He seems to be gunning for the third party doctrine as a whole yet appears to think the direction of this chip leads to more confusion, not clarity.

A bit along this line:

https://reason.com/volokh/2018/06/22/first-thoughts-on-carpenter-v-united-sta
So you could look at that language and say tha this is a narrow opinion only about perfect location tracking by Big Brother.
On the other hand, there's lots of language in the opinion that cuts the other way. Although the Court "decides no more than the case before us," it also recasts a lot of doctrine in ways that could be used to argue for lots of other changes. Its use of equilibrium-adjustment will open the door to lots of new arguments about other records that are also protected. For example, what is the scope of this reasonable expectation of privacy in the "whole" of physical movements?
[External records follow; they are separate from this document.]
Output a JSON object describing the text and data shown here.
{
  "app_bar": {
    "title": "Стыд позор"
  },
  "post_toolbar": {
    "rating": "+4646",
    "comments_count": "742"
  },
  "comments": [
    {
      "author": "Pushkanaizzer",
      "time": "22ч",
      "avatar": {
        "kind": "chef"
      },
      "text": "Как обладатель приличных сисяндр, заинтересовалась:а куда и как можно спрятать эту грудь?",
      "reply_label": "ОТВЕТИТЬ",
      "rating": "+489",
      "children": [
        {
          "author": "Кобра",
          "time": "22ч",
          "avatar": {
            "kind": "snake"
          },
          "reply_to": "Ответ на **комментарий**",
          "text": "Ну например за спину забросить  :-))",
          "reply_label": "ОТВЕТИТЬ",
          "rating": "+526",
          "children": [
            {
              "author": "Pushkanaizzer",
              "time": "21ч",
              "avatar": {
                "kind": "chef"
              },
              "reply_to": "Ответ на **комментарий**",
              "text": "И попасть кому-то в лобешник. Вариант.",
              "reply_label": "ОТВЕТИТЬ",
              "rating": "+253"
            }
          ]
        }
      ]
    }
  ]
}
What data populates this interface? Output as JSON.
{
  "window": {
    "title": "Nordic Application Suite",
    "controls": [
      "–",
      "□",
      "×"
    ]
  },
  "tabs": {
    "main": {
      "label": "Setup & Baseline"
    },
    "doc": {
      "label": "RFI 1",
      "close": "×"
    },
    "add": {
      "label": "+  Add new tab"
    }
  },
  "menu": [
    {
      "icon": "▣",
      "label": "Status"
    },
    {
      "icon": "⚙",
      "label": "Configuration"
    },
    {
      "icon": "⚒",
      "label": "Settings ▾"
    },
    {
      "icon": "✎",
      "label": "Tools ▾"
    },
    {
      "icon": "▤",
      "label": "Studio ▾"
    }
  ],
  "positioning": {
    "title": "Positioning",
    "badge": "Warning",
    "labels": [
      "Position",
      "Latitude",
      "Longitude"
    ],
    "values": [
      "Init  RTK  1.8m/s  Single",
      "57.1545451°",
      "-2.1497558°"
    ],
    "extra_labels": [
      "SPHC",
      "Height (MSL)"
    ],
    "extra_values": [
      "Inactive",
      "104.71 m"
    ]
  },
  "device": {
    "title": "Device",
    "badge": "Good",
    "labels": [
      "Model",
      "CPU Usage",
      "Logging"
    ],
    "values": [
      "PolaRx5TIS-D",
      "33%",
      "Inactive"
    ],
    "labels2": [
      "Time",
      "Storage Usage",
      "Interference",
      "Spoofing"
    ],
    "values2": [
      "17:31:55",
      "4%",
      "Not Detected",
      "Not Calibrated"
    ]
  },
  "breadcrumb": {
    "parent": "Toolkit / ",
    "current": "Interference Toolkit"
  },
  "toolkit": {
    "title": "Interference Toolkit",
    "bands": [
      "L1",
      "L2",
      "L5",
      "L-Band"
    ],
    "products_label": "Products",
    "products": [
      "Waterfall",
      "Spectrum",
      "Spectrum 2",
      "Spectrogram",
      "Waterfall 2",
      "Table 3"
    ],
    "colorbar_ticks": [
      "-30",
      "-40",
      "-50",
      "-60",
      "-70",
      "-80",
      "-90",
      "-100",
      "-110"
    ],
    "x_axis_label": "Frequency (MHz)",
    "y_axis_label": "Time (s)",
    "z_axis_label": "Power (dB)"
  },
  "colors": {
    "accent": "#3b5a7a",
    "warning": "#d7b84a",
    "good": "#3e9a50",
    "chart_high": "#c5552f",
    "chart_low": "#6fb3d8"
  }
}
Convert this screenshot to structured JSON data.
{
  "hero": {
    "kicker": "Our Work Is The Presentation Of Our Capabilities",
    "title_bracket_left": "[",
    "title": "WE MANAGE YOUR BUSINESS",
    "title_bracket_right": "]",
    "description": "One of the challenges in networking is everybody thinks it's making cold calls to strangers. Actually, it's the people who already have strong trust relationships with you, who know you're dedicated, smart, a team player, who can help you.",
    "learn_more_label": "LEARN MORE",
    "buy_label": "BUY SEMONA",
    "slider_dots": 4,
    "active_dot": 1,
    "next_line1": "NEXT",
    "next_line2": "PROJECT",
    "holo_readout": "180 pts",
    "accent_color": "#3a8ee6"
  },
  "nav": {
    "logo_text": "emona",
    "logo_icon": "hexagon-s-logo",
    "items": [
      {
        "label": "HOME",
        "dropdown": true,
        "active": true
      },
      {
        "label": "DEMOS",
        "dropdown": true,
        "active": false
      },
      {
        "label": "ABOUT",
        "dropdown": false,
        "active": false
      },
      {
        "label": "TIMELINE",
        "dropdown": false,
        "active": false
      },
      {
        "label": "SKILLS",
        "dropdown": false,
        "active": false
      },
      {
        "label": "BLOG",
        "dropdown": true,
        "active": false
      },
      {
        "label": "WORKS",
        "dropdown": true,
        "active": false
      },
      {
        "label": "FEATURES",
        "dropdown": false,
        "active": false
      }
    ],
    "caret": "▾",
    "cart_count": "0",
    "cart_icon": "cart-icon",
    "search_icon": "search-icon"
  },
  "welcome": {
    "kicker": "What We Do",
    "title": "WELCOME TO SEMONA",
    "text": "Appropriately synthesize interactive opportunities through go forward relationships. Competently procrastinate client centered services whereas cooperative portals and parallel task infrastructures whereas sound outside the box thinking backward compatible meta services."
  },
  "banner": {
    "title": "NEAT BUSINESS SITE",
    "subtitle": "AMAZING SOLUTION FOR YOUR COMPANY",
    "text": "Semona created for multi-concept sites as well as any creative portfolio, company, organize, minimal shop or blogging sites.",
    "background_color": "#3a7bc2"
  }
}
Why is there? The Jones concurrences were really light on that, and Carpenter doesn't do much beyond citing them for it: What is this doctrine and where did it come from? (And what other reasonable expectations of privacy in things do people have that we didn't know about, and what will violate them?)

In addition, Carpenter's view of Miller and Smith is narrower than the opinions in Miller and Smith suggest. Carpenter suggests that the third-party doctrine is less of the bright-line rule that the cases suggest and more of a fact-specific standard. At the very least that is going to invite a boatload of litigation on how far this new reasoning goes.